Cyrille Dubois : So Romantique !

1 CD Alpha Classics ALPHA 924

Comment réussir un enregistrement qui fera date ? Établir un programme insolite et le confier à une personnalité hors du commun. Pari réussi, avec ce récital du ténor français Cyrille Dubois pour Alpha Classics, qui porte la griffe du Palazzetto Bru Zane.

Des compositeurs en lice, certains ont depuis longtemps déserté les affiches (Benjamin Godard, Louis Clapisson, Charles Luce-Varlet, Théodore Dubois, Charles Silver), d’autres n’y sont présents que par un opéra ou deux (Auber, Ambroise Thomas, Boieldieu, Fromental Halévy). Les plus connus (Donizetti, Gounod, Bizet, Delibes, Saint-Saëns) sont, eux, réduits sempiternellement aux mêmes titres. Tous ont en commun un savoir-faire exceptionnel et, s’ils recherchent davantage à séduire l’auditeur qu’à faire preuve d’originalité, peut-on le leur reprocher ?

La mélodie est leur terrain d’élection, qu’elle soit fraîche et juvénile (La Barcarolle d’Auber), élégante (Les Mousquetaires de la reine d’Halévy), simple et gracieuse (L’Élève de Presbourg de Luce-Varlet), vaillante (La Fille du régiment), ou qu’elle prenne une tournure plus dramatique. Ainsi de Xavière de Dubois et, plus encore, de Myriane de Silver, créée en 1913, alors que l’« opéra-comique » qui avait, jusque-là, fait les délices des spectateurs (le panorama offert dans ce disque débute avec La Dame blanche, en 1825) commençait à avoir sérieusement du plomb dans l’aile.

Petit à petit, l’écriture abandonne vocalises et ornements, tout en conservant un charme propre à flatter l’oreille. Cela n’est pas sans conséquence sur l’interprète. Jadis « léger », le ténor devient « lyrique », confronté à des emplois plus dramatiques, puis « de demi-caractère » ; ce qui, bien sûr, influence l’émission des notes les plus aiguës, la voix mixte cédant la place au registre de poitrine.

Est-il besoin de vanter, une fois encore, les qualités qui font de Cyrille Dubois l’un des ténors les plus en vue du moment ? Le timbre est toujours d’une exceptionnelle clarté.

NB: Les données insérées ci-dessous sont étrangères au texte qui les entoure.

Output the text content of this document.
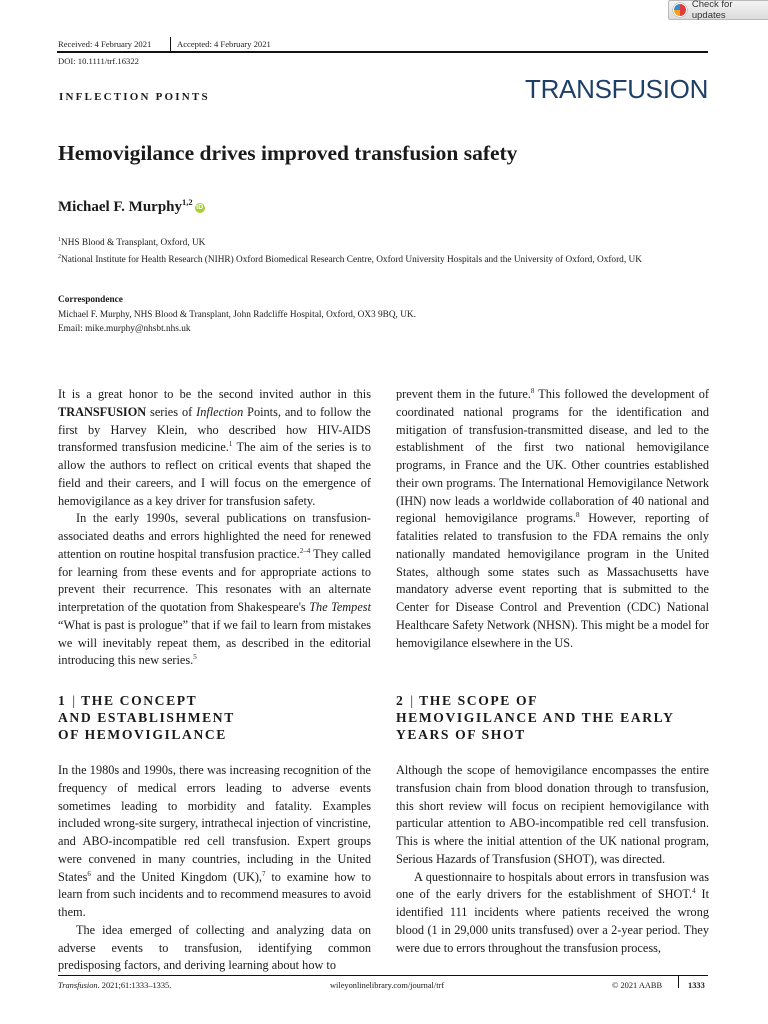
Check for updates
Received: 4 February 2021	Accepted: 4 February 2021
DOI: 10.1111/trf.16322
INFLECTION POINTS	TRANSFUSION
Hemovigilance drives improved transfusion safety
Michael F. Murphy$^{1,2}$iD
$^1$NHS Blood & Transplant, Oxford, UK
$^2$National Institute for Health Research (NIHR) Oxford Biomedical Research Centre, Oxford University Hospitals and the University of Oxford, Oxford, UK
Correspondence
Michael F. Murphy, NHS Blood & Transplant, John Radcliffe Hospital, Oxford, OX3 9BQ, UK.
Email: mike.murphy@nhsbt.nhs.uk

It is a great honor to be the second invited author in this TRANSFUSION series of Inflection Points, and to follow the first by Harvey Klein, who described how HIV-AIDS transformed transfusion medicine.$^1$ The aim of the series is to allow the authors to reflect on critical events that shaped the field and their careers, and I will focus on the emergence of hemovigilance as a key driver for transfusion safety.

In the early 1990s, several publications on transfusion-associated deaths and errors highlighted the need for renewed attention on routine hospital transfusion practice.$^{2-4}$ They called for learning from these events and for appropriate actions to prevent their recurrence. This resonates with an alternate interpretation of the quotation from Shakespeare's The Tempest “What is past is prologue” that if we fail to learn from mistakes we will inevitably repeat them, as described in the editorial introducing this new series.$^5$

1 | THE CONCEPT
AND ESTABLISHMENT
OF HEMOVIGILANCE

In the 1980s and 1990s, there was increasing recognition of the frequency of medical errors leading to adverse events sometimes leading to morbidity and fatality. Examples included wrong-site surgery, intrathecal injection of vincristine, and ABO-incompatible red cell transfusion. Expert groups were convened in many countries, including in the United States$^6$ and the United Kingdom (UK),$^7$ to examine how to learn from such incidents and to recommend measures to avoid them.

The idea emerged of collecting and analyzing data on adverse events to transfusion, identifying common predisposing factors, and deriving learning about how to

prevent them in the future.$^8$ This followed the development of coordinated national programs for the identification and mitigation of transfusion-transmitted disease, and led to the establishment of the first two national hemovigilance programs, in France and the UK. Other countries established their own programs. The International Hemovigilance Network (IHN) now leads a worldwide collaboration of 40 national and regional hemovigilance programs.$^8$ However, reporting of fatalities related to transfusion to the FDA remains the only nationally mandated hemovigilance program in the United States, although some states such as Massachusetts have mandatory adverse event reporting that is submitted to the Center for Disease Control and Prevention (CDC) National Healthcare Safety Network (NHSN). This might be a model for hemovigilance elsewhere in the US.

2 | THE SCOPE OF
HEMOVIGILANCE AND THE EARLY
YEARS OF SHOT

Although the scope of hemovigilance encompasses the entire transfusion chain from blood donation through to transfusion, this short review will focus on recipient hemovigilance with particular attention to ABO-incompatible red cell transfusion. This is where the initial attention of the UK national program, Serious Hazards of Transfusion (SHOT), was directed.

A questionnaire to hospitals about errors in transfusion was one of the early drivers for the establishment of SHOT.$^4$ It identified 111 incidents where patients received the wrong blood (1 in 29,000 units transfused) over a 2-year period. They were due to errors throughout the transfusion process,

Transfusion. 2021;61:1333–1335.	wileyonlinelibrary.com/journal/trf	© 2021 AABB	1333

La ligne musicale, d’une sûreté, d’une souplesse, d’une flexibilité et d’une grâce inégalées, ne lui cède en rien, sans parler d’une élocution française dont on ne peut qu’apprécier la limpidité.

La délicatesse de ce chant, dépourvu de toute afféterie, convient à ces airs faisant la part belle à des atmosphères souvent rêveuses (Pedro de Zalamea de Godard), parfois exaltées (Xavière) ou teintées de vaillance (Raymond de Thomas), toujours tendres, même lorsque le drame n’est pas loin (Le Code noir de Clapisson). L’un des sommets de cet album, gravé en studio, en juillet 2021, est sans conteste « Fantaisie aux divins mensonges » (Lakmé), phrasé avec un goût exquis – un exemple d’autant plus concluant qu’il s’agit d’un des airs dont le succès ne s’est jamais démenti.

L’Orchestre National de Lille, à la sonorité claire et transparente, contribue à vivifier ce répertoire fragile, d’autant que la direction alerte de Pierre Dumoussaud trouve toujours le tempo idéal et le juste équilibre entre musique et théâtre.

Un disque précieux, riche en découvertes, qui confirme le talent remarquable d’un artiste exceptionnel.